Why does compute_gradient execution time increase with each epoch?

Hello,

I am encountering an issue where the execution time for the compute_gradient function in dolfin-adjoint increases as the epochs progress.

Here is the relevant portion of my code:

L = assemble(0.5 * inner(diff_neum_func, diff_neum_func) * dx)
control_k = Control(k_func)
dLdk = compute_gradient(L, control_k)

Even though the same data is used across all epochs, the compute_grad_time increases as follows:

• Epoch 1: compute_grad_time = 0:05:51
• Epoch 2: compute_grad_time = 0:06:24
• Epoch 3: compute_grad_time = 0:06:59
• Epoch 4: compute_grad_time = 0:07:29

Environment Information:

• dolfin-adjoint Version: 2023.3.0
• FEniCS Packages:
  • fenics-dolfin: 2019.2.0.64.dev0
  • fenics-ufl-legacy: 2022.3.0
  • fenics-fiat: 2019.2.0.dev0
  • fenics-ffc: 2019.2.0.dev0
  • fenics-dijitso: 2019.2.0.dev0

Here’s what I’ve investigated:

1. I attempted to reset the computation graph using tape.reset() or clear_tape, but encountered ImportError.
2. The same dataset is repeatedly used, so data complexity does not increase.

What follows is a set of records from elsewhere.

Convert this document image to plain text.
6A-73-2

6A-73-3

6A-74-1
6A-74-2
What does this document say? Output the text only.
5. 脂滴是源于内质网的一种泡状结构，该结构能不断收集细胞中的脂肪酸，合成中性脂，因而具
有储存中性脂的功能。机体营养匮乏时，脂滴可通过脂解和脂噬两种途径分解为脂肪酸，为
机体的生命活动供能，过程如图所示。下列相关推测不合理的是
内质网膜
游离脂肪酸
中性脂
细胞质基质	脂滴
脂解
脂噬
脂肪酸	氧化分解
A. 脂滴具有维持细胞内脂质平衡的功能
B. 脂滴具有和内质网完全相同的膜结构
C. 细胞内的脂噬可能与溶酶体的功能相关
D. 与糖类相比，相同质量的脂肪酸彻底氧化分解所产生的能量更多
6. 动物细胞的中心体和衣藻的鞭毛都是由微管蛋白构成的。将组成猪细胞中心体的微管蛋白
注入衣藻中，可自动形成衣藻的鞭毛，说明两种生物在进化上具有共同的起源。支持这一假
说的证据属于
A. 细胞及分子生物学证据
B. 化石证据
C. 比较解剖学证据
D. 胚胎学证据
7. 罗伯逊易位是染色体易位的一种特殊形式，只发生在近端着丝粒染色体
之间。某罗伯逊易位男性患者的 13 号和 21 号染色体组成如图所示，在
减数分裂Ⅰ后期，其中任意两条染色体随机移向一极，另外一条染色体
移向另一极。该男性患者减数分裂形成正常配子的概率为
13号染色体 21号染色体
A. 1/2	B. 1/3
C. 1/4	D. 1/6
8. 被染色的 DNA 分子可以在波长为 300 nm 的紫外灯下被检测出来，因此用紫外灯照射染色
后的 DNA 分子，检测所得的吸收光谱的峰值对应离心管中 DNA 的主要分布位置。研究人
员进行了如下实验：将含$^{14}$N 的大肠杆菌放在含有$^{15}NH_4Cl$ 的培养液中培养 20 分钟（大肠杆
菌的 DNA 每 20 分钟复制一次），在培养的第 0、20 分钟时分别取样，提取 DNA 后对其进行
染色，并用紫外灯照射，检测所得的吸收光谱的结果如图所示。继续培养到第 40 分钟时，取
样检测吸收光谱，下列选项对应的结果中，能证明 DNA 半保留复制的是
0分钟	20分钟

Could someone help explain why the execution time of compute_gradient keeps increasing with each epoch and suggest a potential solution? Your help would be greatly appreciated!

I referred to an answer in the thread Program killed when running compute_gradient on transient problem and updated my code as follows:

# Gradient computation
compute_grad_start_time = time.time()
dLdk = ReducedFunctional(L, control_k)
compute_grad_end_time = time.time()

# Retrieve vector values
vector_start_time = time.time()
grad_L_k = dLdk.derivative().vector().get_local().mean()
vector_end_time = time.time()

However, even with this modification, the execution time continues to increase as the epochs progress. Specifically, the vector_time grows as follows:

• Epoch 1: vector_time = 0:05:52
• Epoch 2: vector_time = 0:06:24
• Epoch 3: vector_time = 0:06:56
• Epoch 4: vector_time = 0:07:24

Without a reproducible example it is hard to give any guidance.

Hello,

I have created a simplified version of the code with a reduced dataset to investigate a performance issue. However, I noticed that vector_time increases with each epoch, even in this simplified setup.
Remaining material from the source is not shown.